THE ADS: “Lines,” and “Don’t Go Back,” 30-second TV commercials from the gubernatorial campaign of Republican Mike DeWine.

WHERE TO SEE THEM: Broadcast and cable TV stations statewide. The campaign did not disclose the cost or size of the buy.

IMAGES: “Lines”: Black-and-white photos of Democratic opponent Richard Cordray and former Democratic Gov. Ted Strickland and images on TV monitors of unemployed workers and plant closings in Ohio. A dramatization of people standing in a line at the “unemployment office” while video of Cordray plays on a TV on the wall. “Don’t Go Back”: Video of workers on the factory floor addressing the camera. Images of Cordray and Strickland together.

SCRIPTS: “Lines”: “We didn’t forget you, Richard Cordray. You were there when our taxes were hiked. And over 400,000 jobs were killed, forcing so many of us to the unemployment line. And now that we’ve recovered, you’re back. You’re back trying to force upon us those same, job-killing taxes that cost us so much. Richard Cordray, if we put you back in office, then you’ll put us back in the unemployment line.”

“Don’t Go Back”: (Various “workers” narrating) “Ohio is moving forward. People are working. Unemployment is down. Wages are going up. The last thing we need are higher taxes. That’s exactly what Richard Cordray would do, because Cordray opposes $5 billion in tax cuts that have led to good, quality jobs. During the Strickland-Cordray era, taxes were raised by $800 million and Ohio lost 400,000 jobs. Higher taxes? Lost jobs? We can’t go back to that. Richard Cordray will raise taxes, kill jobs.”

ANALYSIS: The DeWine commercials attempt to blame Strickland, and Cordray (who was state treasurer in 2007-08 and attorney general in 2009-10), for the 2008 national recession that led to the bleeding of jobs and battered state budgets throughout the nation. The global recession’s impact on Ohio was far from unique among the states. And the attorney general has virtually nothing to do with jobs and economic and taxation policy, so it’s over the top to blame that office and its occupant.

The spots again raise the long-cited red herring that when Strickland postponed the final year of a five-year, 21-percent income tax increase to help avoid further cuts to a beleaguered state budget, it constituted a tax increase of more than $800 million. The intended 2009 tax cut was deferred for one year and awarded in 2010. The move did not increase Ohioans’ taxes, but merely delayed tax relief for a year.

Without much foundation, the ads simply assert that Cordray will increase Ohioans’ taxes.

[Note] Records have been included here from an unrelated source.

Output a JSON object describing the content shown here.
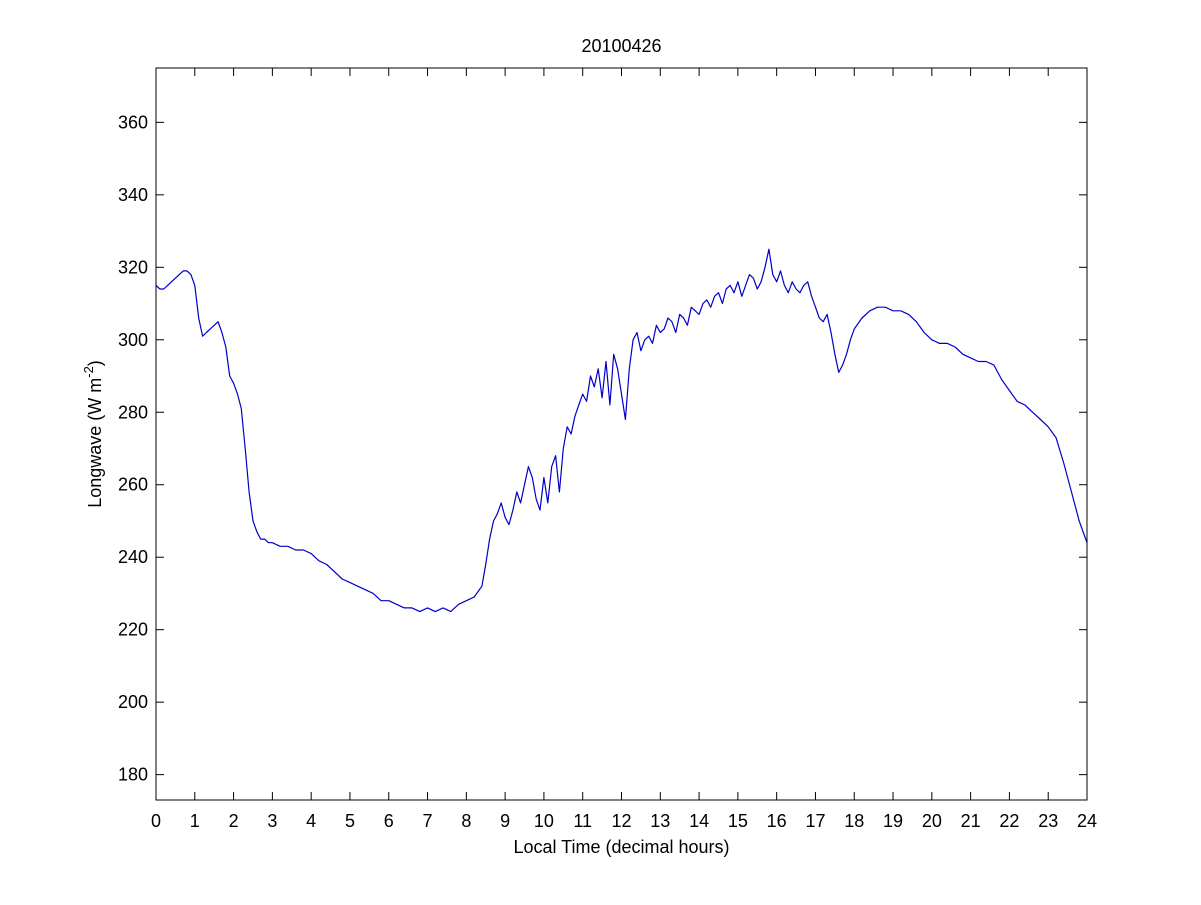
{
  "chart_data": {
    "type": "line",
    "title": "20100426",
    "xlabel": "Local Time (decimal hours)",
    "ylabel_main": "Longwave (W m",
    "ylabel_sup": "-2",
    "ylabel_close": ")",
    "xlim": [
      0,
      24
    ],
    "ylim": [
      173,
      375
    ],
    "xticks": [
      0,
      1,
      2,
      3,
      4,
      5,
      6,
      7,
      8,
      9,
      10,
      11,
      12,
      13,
      14,
      15,
      16,
      17,
      18,
      19,
      20,
      21,
      22,
      23,
      24
    ],
    "yticks": [
      180,
      200,
      220,
      240,
      260,
      280,
      300,
      320,
      340,
      360
    ],
    "grid": false,
    "line_color": "#0000c8",
    "series": [
      {
        "x": [
          0,
          0.1,
          0.2,
          0.3,
          0.4,
          0.5,
          0.6,
          0.7,
          0.8,
          0.9,
          1.0,
          1.1,
          1.2,
          1.3,
          1.4,
          1.5,
          1.6,
          1.7,
          1.8,
          1.9,
          2.0,
          2.1,
          2.2,
          2.3,
          2.4,
          2.5,
          2.6,
          2.7,
          2.8,
          2.9,
          3.0,
          3.2,
          3.4,
          3.6,
          3.8,
          4.0,
          4.2,
          4.4,
          4.6,
          4.8,
          5.0,
          5.2,
          5.4,
          5.6,
          5.8,
          6.0,
          6.2,
          6.4,
          6.6,
          6.8,
          7.0,
          7.2,
          7.4,
          7.6,
          7.8,
          8.0,
          8.2,
          8.4,
          8.5,
          8.6,
          8.7,
          8.8,
          8.9,
          9.0,
          9.1,
          9.2,
          9.3,
          9.4,
          9.5,
          9.6,
          9.7,
          9.8,
          9.9,
          10.0,
          10.1,
          10.2,
          10.3,
          10.4,
          10.5,
          10.6,
          10.7,
          10.8,
          10.9,
          11.0,
          11.1,
          11.2,
          11.3,
          11.4,
          11.5,
          11.6,
          11.7,
          11.8,
          11.9,
          12.0,
          12.1,
          12.2,
          12.3,
          12.4,
          12.5,
          12.6,
          12.7,
          12.8,
          12.9,
          13.0,
          13.1,
          13.2,
          13.3,
          13.4,
          13.5,
          13.6,
          13.7,
          13.8,
          13.9,
          14.0,
          14.1,
          14.2,
          14.3,
          14.4,
          14.5,
          14.6,
          14.7,
          14.8,
          14.9,
          15.0,
          15.1,
          15.2,
          15.3,
          15.4,
          15.5,
          15.6,
          15.7,
          15.8,
          15.9,
          16.0,
          16.1,
          16.2,
          16.3,
          16.4,
          16.5,
          16.6,
          16.7,
          16.8,
          16.9,
          17.0,
          17.1,
          17.2,
          17.3,
          17.4,
          17.5,
          17.6,
          17.7,
          17.8,
          17.9,
          18.0,
          18.2,
          18.4,
          18.6,
          18.8,
          19.0,
          19.2,
          19.4,
          19.6,
          19.8,
          20.0,
          20.2,
          20.4,
          20.6,
          20.8,
          21.0,
          21.2,
          21.4,
          21.6,
          21.8,
          22.0,
          22.2,
          22.4,
          22.6,
          22.8,
          23.0,
          23.2,
          23.4,
          23.6,
          23.8,
          24.0
        ],
        "y": [
          315,
          314,
          314,
          315,
          316,
          317,
          318,
          319,
          319,
          318,
          315,
          306,
          301,
          302,
          303,
          304,
          305,
          302,
          298,
          290,
          288,
          285,
          281,
          270,
          258,
          250,
          247,
          245,
          245,
          244,
          244,
          243,
          243,
          242,
          242,
          241,
          239,
          238,
          236,
          234,
          233,
          232,
          231,
          230,
          228,
          228,
          227,
          226,
          226,
          225,
          226,
          225,
          226,
          225,
          227,
          228,
          229,
          232,
          238,
          245,
          250,
          252,
          255,
          251,
          249,
          253,
          258,
          255,
          260,
          265,
          262,
          256,
          253,
          262,
          255,
          265,
          268,
          258,
          270,
          276,
          274,
          279,
          282,
          285,
          283,
          290,
          287,
          292,
          284,
          294,
          282,
          296,
          292,
          285,
          278,
          292,
          300,
          302,
          297,
          300,
          301,
          299,
          304,
          302,
          303,
          306,
          305,
          302,
          307,
          306,
          304,
          309,
          308,
          307,
          310,
          311,
          309,
          312,
          313,
          310,
          314,
          315,
          313,
          316,
          312,
          315,
          318,
          317,
          314,
          316,
          320,
          325,
          318,
          316,
          319,
          315,
          313,
          316,
          314,
          313,
          315,
          316,
          312,
          309,
          306,
          305,
          307,
          302,
          296,
          291,
          293,
          296,
          300,
          303,
          306,
          308,
          309,
          309,
          308,
          308,
          307,
          305,
          302,
          300,
          299,
          299,
          298,
          296,
          295,
          294,
          294,
          293,
          289,
          286,
          283,
          282,
          280,
          278,
          276,
          273,
          266,
          258,
          250,
          244
        ]
      }
    ]
  }
}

Since becoming the nominee, Cordray has consistently said he will not increase taxes even though he has proposed several new initiatives. He has expressed reservations that some of the $5 billion in tax cuts approved by the GOP-controlled legislature and Kasich have deprived the state of money that could be sent to schools and local governments, but has not said he will seek to reverse them — the longest of long shots with what almost certainly will remain a Republican-ruled General Assembly.

Cordray says state revenue growth, budget surpluses being routed to the rainy day fund and other factors, such as collecting sales taxes on more internet retailers, can provide money for needed investments on his watch as governor.